Les appels à la rébellion, l’inertie des fonctionnaires, et surtout les nouvelles de la marche de l’ennemi qui gagnait chaque jour du terrain, achevaient de perdre l’esprit public, créaient partout l’agitation et le désordre. Les levées des conscrits et des gardes nationales rencontraient une résistance extrême. Personne ne voulait plus partir. La cohorte active de Rouen était composée exclusivement de remplaçans ; on n’avait même pas pu trouver d’officiers. C’était à qui donnerait l’exemple de l’insoumission.

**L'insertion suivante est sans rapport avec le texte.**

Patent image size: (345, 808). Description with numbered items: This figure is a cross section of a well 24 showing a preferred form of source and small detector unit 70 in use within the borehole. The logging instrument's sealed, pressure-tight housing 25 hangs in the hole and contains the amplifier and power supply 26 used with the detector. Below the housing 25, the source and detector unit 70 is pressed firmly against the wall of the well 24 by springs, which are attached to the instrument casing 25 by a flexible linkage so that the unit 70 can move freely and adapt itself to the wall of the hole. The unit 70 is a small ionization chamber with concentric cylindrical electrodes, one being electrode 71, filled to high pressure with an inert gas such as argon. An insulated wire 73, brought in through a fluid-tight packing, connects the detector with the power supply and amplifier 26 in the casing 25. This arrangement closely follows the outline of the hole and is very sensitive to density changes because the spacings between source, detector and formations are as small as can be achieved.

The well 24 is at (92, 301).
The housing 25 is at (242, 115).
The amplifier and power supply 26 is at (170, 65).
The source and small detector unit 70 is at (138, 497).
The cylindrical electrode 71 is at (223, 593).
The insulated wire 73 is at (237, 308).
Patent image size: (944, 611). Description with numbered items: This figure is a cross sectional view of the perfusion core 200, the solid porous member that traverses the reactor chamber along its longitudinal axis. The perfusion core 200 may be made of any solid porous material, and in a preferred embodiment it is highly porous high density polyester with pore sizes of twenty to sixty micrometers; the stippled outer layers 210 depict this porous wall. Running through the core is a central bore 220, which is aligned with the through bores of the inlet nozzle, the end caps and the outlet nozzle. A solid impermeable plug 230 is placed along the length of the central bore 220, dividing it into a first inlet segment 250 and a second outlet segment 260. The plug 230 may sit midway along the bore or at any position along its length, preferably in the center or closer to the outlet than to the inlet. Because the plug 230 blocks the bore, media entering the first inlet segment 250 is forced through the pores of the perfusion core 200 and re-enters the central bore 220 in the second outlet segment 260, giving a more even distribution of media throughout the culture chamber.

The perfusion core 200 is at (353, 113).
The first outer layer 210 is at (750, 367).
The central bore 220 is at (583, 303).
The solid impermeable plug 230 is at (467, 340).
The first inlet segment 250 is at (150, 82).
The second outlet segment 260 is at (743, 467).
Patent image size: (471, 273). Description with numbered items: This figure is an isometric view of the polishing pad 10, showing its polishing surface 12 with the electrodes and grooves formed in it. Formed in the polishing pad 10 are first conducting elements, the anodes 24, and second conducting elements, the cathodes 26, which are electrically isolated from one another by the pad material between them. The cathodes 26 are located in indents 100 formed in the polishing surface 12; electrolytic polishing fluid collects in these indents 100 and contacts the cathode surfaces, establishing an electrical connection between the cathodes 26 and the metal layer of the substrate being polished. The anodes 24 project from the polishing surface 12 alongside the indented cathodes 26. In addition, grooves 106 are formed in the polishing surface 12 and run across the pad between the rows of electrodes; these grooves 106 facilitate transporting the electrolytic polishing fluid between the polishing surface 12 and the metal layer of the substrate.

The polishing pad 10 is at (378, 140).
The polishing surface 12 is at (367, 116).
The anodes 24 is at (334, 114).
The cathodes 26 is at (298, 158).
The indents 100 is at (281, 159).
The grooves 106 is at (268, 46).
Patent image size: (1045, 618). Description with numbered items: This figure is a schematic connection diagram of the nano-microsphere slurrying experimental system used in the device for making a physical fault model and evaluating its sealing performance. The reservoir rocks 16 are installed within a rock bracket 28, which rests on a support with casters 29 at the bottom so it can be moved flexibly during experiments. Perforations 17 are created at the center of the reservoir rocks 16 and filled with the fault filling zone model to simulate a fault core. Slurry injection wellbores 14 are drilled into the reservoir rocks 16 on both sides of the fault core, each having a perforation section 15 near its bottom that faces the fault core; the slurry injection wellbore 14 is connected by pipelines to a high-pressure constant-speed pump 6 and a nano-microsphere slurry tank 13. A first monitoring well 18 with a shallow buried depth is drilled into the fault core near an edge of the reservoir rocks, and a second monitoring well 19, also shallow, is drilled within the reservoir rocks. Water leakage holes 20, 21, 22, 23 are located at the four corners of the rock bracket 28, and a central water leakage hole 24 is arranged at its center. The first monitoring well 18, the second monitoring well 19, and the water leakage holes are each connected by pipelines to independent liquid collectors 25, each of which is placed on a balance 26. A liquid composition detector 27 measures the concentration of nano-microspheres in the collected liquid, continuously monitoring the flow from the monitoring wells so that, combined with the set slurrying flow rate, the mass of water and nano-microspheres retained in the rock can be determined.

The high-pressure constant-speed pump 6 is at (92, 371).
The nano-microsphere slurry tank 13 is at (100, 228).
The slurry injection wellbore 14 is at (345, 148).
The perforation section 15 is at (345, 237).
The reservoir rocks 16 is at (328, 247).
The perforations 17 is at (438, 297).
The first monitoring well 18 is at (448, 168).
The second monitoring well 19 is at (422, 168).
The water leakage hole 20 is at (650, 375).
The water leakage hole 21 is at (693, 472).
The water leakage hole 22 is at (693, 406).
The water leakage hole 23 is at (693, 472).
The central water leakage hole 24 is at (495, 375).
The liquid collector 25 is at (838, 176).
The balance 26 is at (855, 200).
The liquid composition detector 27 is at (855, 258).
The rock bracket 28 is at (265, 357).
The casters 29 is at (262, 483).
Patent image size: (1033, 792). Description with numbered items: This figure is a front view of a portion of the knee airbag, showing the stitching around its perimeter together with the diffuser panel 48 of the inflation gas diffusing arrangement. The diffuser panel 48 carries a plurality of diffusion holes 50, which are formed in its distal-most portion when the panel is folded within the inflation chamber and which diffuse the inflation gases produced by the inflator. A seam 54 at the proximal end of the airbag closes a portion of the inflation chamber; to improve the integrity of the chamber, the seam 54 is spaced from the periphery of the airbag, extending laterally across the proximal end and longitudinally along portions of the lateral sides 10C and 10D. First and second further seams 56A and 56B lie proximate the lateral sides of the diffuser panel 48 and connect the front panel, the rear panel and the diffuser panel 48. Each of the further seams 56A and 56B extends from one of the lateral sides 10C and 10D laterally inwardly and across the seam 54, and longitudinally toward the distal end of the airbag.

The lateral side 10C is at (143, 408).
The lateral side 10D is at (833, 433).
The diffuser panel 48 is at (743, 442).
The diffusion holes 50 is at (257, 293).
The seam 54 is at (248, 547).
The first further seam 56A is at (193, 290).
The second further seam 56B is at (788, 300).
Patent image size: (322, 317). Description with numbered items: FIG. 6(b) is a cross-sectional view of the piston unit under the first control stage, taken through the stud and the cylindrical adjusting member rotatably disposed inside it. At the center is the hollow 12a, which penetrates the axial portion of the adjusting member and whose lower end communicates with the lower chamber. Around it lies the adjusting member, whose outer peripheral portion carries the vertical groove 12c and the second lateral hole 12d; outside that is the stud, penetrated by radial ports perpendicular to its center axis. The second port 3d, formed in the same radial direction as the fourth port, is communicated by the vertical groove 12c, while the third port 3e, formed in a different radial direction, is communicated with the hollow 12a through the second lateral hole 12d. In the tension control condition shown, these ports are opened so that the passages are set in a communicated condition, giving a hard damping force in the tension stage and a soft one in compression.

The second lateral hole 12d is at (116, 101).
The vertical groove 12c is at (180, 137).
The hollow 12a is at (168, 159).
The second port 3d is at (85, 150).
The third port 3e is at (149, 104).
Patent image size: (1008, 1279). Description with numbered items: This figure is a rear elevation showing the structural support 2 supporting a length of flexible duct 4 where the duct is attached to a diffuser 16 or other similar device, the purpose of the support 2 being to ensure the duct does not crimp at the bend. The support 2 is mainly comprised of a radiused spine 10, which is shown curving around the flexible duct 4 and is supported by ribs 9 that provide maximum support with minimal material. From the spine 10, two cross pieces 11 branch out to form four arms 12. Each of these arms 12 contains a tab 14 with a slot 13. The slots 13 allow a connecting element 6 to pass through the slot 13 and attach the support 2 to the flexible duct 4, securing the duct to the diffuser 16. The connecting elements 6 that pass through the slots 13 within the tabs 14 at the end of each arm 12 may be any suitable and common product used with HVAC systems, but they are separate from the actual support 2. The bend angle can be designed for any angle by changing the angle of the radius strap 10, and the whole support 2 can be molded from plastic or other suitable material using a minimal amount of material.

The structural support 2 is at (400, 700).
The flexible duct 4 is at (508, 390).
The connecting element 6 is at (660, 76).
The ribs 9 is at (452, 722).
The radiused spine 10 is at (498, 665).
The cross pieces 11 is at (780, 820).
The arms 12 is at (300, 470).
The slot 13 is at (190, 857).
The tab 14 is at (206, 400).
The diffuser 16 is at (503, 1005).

Dans le Nord, le Pas-de-Calais, le Calvados, l’Eure-et-Loir, les Landes, la Haute-Garonne, surtout dans la Mayenne, les Deux-Sèvres, le Maine-et-Loire et la Loire-Inférieure, chaque séance de tirage au sort devenait émeute. Les appelés murmuraient, vociféraient, menaçaient. À Toulouse, ce placard fut affiché : « Le premier qui se présentera pour tirer au sort sera pendu. » Le 20 janvier, sur la demande du préfet de Nantes, qui craignait un soulèvement, la levée de 1815 fut ajournée de quinze jours. Le préfet de Maine-et-Loire écrivait : » L’insurrection de tout le département est à craindre. » Le préfet du Calvados : « À Caen, tout est prêt pour une révolution. » Malgré les gendarmes, les colonnes mobiles, les garnisaires, déserteurs, réfractaires, insoumis se multipliaient. Un détachement de conscrits de la levée des 300,000 hommes, comptant 177 présens au départ, n’en avait plus que 35 à l’arrivée. Si les soldats manquaient de fusils, les réfractaires savaient en trouver. Des bandes armées de 50, de 200, de 1,000 et même de 1,500 réfractaires parcouraient l’Artois, le Maine et l’Anjou, comme au temps de la chouannerie, fusillant avec les troupes, arrêtant les diligences, envahissant, la nuit, les villages pour forcer les conscrits à les suivre et piller les caisses des percepteurs. Moins nombreux, mais non moins menaçans pour les voyageurs, des groupes de réfractaires de 10 à 20 hommes dévalisaient les voitures et les malles-postes sur les routes de Lyon, de Toulouse, de Montpellier.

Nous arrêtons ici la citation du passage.